“At thy right hand there are pleasures for evermore” (Ps. 16:11).
“And I saw another angel fly in the midst of heaven, having the everlasting gospel to preach unto them that dwell on the earth, and to every nation, and kindred, and tongue, and people, Saying with a loud voice, Fear God, and give glory to him; for the hour of his judgment is come: and worship him that made heaven, and earth, and the sea, and the fountains of waters” (Rev. 14:6–7).
We should first consider the fact that in this place the gospel is being proclaimed by a flying angel in the midst of the sky. We know from the record of Scripture that the gospel was fundamentally entrusted to the church, and not to angels (Matt. 28:18-20). But the fact that men are the ordinary preachers of gospel does not require the angels to be silent about it, as in this instance the angel isn’t. When Paul chides the Galatians for drifting away from the gospel, he says this: “But though we, or an angel from heaven, preach any other gospel unto you than that which we have preached unto you, let him be accursed” (Gal. 1:8). The problem here was that it was a different gospel, and not the fact that it was preached by an angel. So ordinarily men are to preach the gospel, but this proclamation from the heavens fits in with what we are taught elsewhere.
We are coming to the climax of God’s wrath being poured out over Jerusalem, and Jesus had predicted this very thing before that destruction. “And this gospel of the kingdom shall be preached in all the world for a witness unto all nations; and then shall the end come” (Matt. 24:14).

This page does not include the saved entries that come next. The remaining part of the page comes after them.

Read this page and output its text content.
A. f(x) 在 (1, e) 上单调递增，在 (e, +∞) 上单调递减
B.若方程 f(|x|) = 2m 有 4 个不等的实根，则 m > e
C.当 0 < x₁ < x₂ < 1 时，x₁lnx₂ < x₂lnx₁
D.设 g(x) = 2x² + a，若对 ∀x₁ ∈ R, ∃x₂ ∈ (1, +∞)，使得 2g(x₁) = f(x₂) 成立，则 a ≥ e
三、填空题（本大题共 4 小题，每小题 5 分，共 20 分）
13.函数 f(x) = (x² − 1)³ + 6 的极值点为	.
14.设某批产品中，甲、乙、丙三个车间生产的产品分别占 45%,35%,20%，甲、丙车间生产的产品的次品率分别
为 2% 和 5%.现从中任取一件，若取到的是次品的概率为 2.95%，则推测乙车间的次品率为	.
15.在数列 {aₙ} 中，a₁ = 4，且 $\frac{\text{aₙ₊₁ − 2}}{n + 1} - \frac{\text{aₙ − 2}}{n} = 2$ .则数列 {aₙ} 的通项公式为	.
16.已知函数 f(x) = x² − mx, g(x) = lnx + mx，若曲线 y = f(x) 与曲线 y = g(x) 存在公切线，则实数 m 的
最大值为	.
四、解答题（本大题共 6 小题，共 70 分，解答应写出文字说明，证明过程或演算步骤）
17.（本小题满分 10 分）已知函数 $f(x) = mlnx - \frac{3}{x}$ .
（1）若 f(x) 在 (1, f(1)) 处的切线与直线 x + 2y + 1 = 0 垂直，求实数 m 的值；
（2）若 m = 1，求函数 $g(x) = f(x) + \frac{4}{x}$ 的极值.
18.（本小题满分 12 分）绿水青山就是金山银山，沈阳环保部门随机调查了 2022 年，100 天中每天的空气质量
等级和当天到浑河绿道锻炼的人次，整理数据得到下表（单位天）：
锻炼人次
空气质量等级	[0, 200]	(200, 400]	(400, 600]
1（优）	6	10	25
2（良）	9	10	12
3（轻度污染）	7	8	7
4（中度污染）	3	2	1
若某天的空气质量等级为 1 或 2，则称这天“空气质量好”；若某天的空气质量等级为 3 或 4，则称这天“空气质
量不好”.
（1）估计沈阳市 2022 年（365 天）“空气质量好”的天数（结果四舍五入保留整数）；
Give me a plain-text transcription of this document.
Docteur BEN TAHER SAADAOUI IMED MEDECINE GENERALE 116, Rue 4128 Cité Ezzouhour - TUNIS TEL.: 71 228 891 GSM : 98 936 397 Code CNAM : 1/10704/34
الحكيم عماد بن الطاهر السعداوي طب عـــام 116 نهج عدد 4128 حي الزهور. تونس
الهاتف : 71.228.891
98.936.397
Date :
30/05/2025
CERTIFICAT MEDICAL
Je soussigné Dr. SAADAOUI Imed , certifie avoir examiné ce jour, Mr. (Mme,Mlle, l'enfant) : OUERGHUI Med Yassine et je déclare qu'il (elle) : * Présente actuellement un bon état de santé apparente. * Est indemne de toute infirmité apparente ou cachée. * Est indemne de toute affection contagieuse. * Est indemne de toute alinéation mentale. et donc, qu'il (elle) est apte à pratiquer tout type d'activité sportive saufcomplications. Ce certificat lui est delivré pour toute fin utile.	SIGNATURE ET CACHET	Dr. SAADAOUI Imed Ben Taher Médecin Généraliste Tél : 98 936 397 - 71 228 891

This angel speaks to all nations—to “them that dwell on the earth, and to every nation, and kindred, and tongue, and people.” This is a sign that the demolition of Jerusalem is about to happen.
This angel preaches, it says, with a “loud voice.” What is the content of what he says? What is the shape of this everlasting gospel? What the angel says here fits in with what we are taught elsewhere. He says that men are to “fear God” (Luke 1:50; Luke 12:5). “But in every nation he that feareth him, and worketh righteousness, is accepted with him” (Acts 10:35). He says that men must “give glory to him” (Matt. 5:16; Matt. 9:8). “Insomuch that the multitude wondered, when they saw the dumb to speak, the maimed to be whole, the lame to walk, and the blind to see: and they glorified the God of Israel” (Matt. 15:31). He says that “the hour of his judgment is come” (John 12:23, 31-32). “And when he is come, he will reprove the world of sin, and of righteousness, and of judgment: Of sin, because they believe not on me; Of righteousness, because I go to my Father, and ye see me no more; Of judgment, because the prince of this world is judged” (John 16:8–11). And as we saw in the first chapters of Genesis, the God of the gospel is the God who made all things—whether “heaven, and earth, and the sea,” or “the fountains of waters.”
In short, what the angel declared in the preparation for Jerusalem’s destruction sounds very much like what the apostle Paul declared.
“God that made the world and all things therein, seeing that he is Lord of heaven and earth, dwelleth not in temples made with hands; Neither is worshipped with men’s hands, as though he needed any thing, seeing he giveth to all life, and breath, and all things; And hath made of one blood all nations of men for to dwell on all the face of the earth, and hath determined the times before appointed, and the bounds of their habitation; That they should seek the Lord, if haply they might feel after him, and find him, though he be not far from every one of us: For in him we live, and move, and have our being; as certain also of your own poets have said, For we are also his offspring. Forasmuch then as we are the offspring of God, we ought not to think that the Godhead is like unto gold, or silver, or stone, graven by art and man’s device. And the times of this ignorance God winked at; but now commandeth all men every where to repent: Because he hath appointed a day, in the which he will judge the world in righteousness by that man whom he hath ordained; whereof he hath given assurance unto all men, in that he hath raised him from the dead” (Acts 17:24–31).